17 février 2026

Sainte-Euphémie tricote la solidarité

À Sainte-Euphémie-sur-Rivière-du-Sud, les aiguilles n’ont pas dérougi de la fin de semaine du 7 et 8 février. Le Cercle de Fermières a tenu sa toute première édition de Tricotons Dons, un marathon de laine et de générosité de 36 heures au profit de trois causes chères à la communauté.

Du samedi matin au dimanche soir, les participantes se sont relayées, certaines pour quelques heures, d’autres pour l’aventure complète. Café à la main, sourire aux lèvres et pelotes à proximité, l’ambiance se voulait aussi chaleureuse que les créations en cours.

« Notre objectif est d’amasser des fonds pour trois organismes : le Comité des loisirs de Sainte-Euphémie, la fondation OLO et la Fondation Mira », explique la présidente du cercle Jacynthe Hallé.

L’objectif initial de 2 000 $ était déjà pratiquement atteint avant le début de l’événement.

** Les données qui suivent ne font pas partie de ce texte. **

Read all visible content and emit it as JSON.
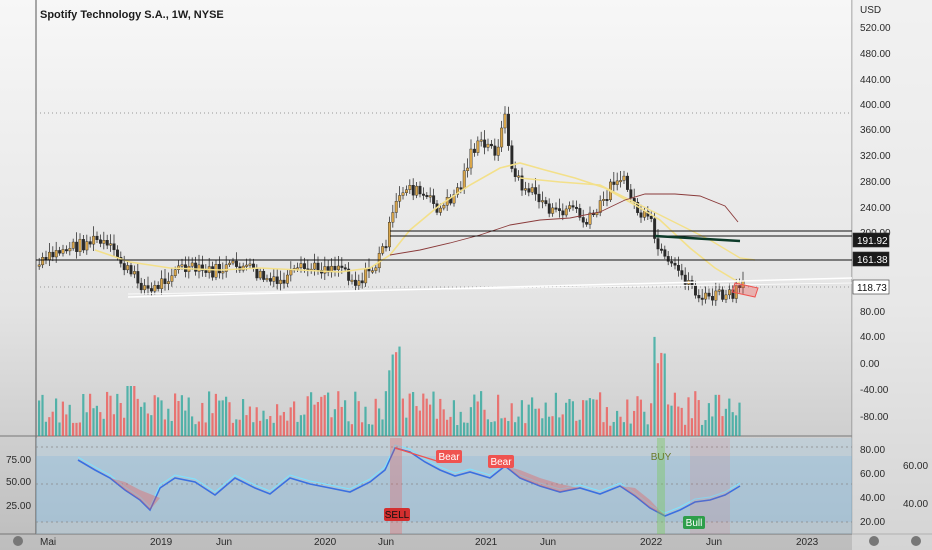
{
  "header": {
    "title": "Spotify Technology S.A., 1W, NYSE"
  },
  "price_axis": {
    "currency": "USD",
    "ticks": [
      "520.00",
      "480.00",
      "440.00",
      "400.00",
      "360.00",
      "320.00",
      "280.00",
      "240.00",
      "200.00",
      "80.00"
    ],
    "tags": [
      {
        "label": "191.92",
        "value": 191.92,
        "style": "dark"
      },
      {
        "label": "161.38",
        "value": 161.38,
        "style": "dark"
      },
      {
        "label": "118.73",
        "value": 118.73,
        "style": "light"
      }
    ]
  },
  "volume_axis": {
    "ticks": [
      "40.00",
      "0.00",
      "-40.00",
      "-80.00"
    ]
  },
  "indicator": {
    "left_ticks": [
      "75.00",
      "50.00",
      "25.00"
    ],
    "right_ticks": [
      "80.00",
      "60.00",
      "40.00",
      "20.00"
    ],
    "outer_ticks": [
      "60.00",
      "40.00"
    ],
    "labels": {
      "bear1": "Bear",
      "bear2": "Bear",
      "buy": "BUY",
      "bull": "Bull",
      "sell": "SELL"
    }
  },
  "time_axis": {
    "ticks": [
      "Mai",
      "2019",
      "Jun",
      "2020",
      "Jun",
      "2021",
      "Jun",
      "2022",
      "Jun",
      "2023"
    ]
  },
  "colors": {
    "up": "#26a69a",
    "down": "#ef5350",
    "candle_body": "#2a2a2a",
    "ma": "#f3e08a",
    "accent": "#2962ff"
  },
  "chart_data": {
    "type": "candlestick",
    "title": "Spotify Technology S.A., 1W, NYSE",
    "x": [
      "2018-05",
      "2018-09",
      "2019-01",
      "2019-06",
      "2019-10",
      "2020-03",
      "2020-07",
      "2020-10",
      "2021-02",
      "2021-06",
      "2021-09",
      "2021-12",
      "2022-03",
      "2022-06",
      "2022-08"
    ],
    "close": [
      160,
      185,
      112,
      145,
      135,
      110,
      240,
      280,
      380,
      240,
      240,
      290,
      200,
      100,
      118.73
    ],
    "yunit": "USD",
    "ylim": [
      80,
      540
    ],
    "levels": [
      191.92,
      161.38,
      118.73
    ],
    "last_price": 118.73
  }
}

Les organisatrices espéraient toutefois franchir le cap des 3 000 $, ce qui permettrait de remettre 1 000 $ à chacun des organismes. « L’événement est déjà un succès en soi », souligne-t-elle avec fierté.

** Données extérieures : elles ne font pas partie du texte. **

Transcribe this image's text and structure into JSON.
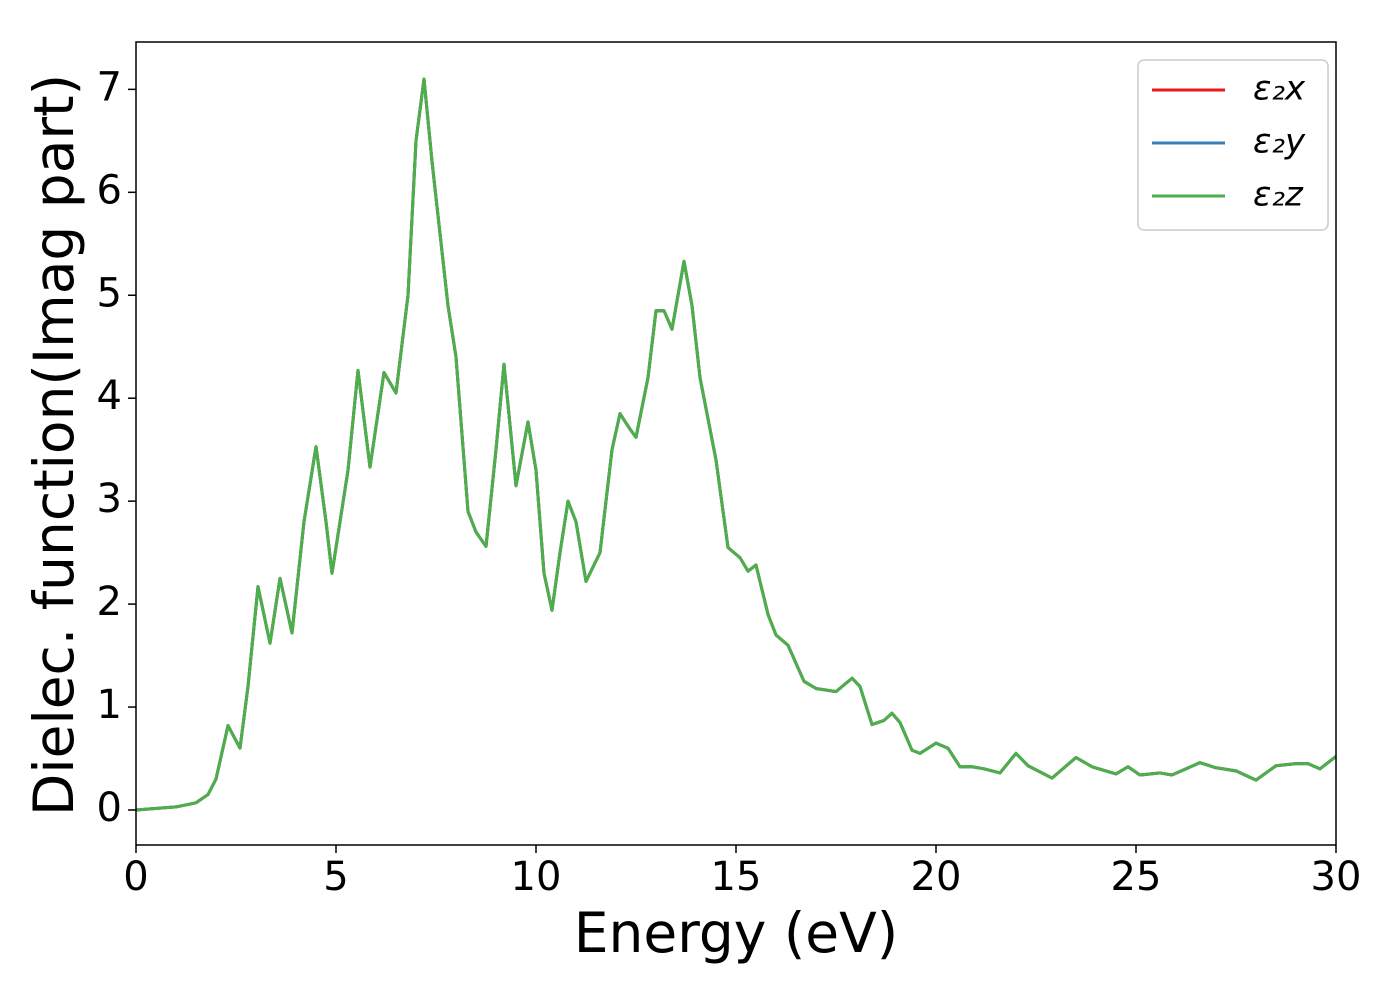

Au total, 25 membres composent le cercle, bien que la salle ait connu un bon achalandage tout au long du week-end. L’initiative a même attiré de l’aide de l’extérieur, dont une participante de Saint-Hyacinthe venue remettre des dons recueillis dans sa région.

Des défis ont même été lancés, dont un à un homme, invité à manier les aiguilles pendant deux heures, car le tricot n’a plus d’âge ni de genre.

Daniel Mercier, maire de la municipalité était présent à l’événement. « Les gens de notre petit village de gaulois, comme je nous surnomme, sont tissés serrés et nous voulons que cela continue ainsi. Il y a eu des métamorphoses ici dans les dernières années, et je suis content que les gens s’impliquent », déclare-t-il.

Au-delà de la collecte de fonds, l’initiative s’inscrit dans la mission du Cercle de Fermières, qui vise la transmission des savoir-faire traditionnels comme le tricot, le tissage, la couture et la courtepointe. Chaque semaine, les membres se réunissent notamment pour un après-midi dans une ambiance accueillante, favorisant à la fois l’apprentissage, le contact social et la rupture de l’isolement.

L’organisme constate par ailleurs l’arrivée d’une relève plus jeune, contribuant à un échange intergénérationnel et à la continuité des traditions artisanales. D’ailleurs, le Cercle est en recrutement permanent et toutes personnes intéressées à lui sont invitées à le faire.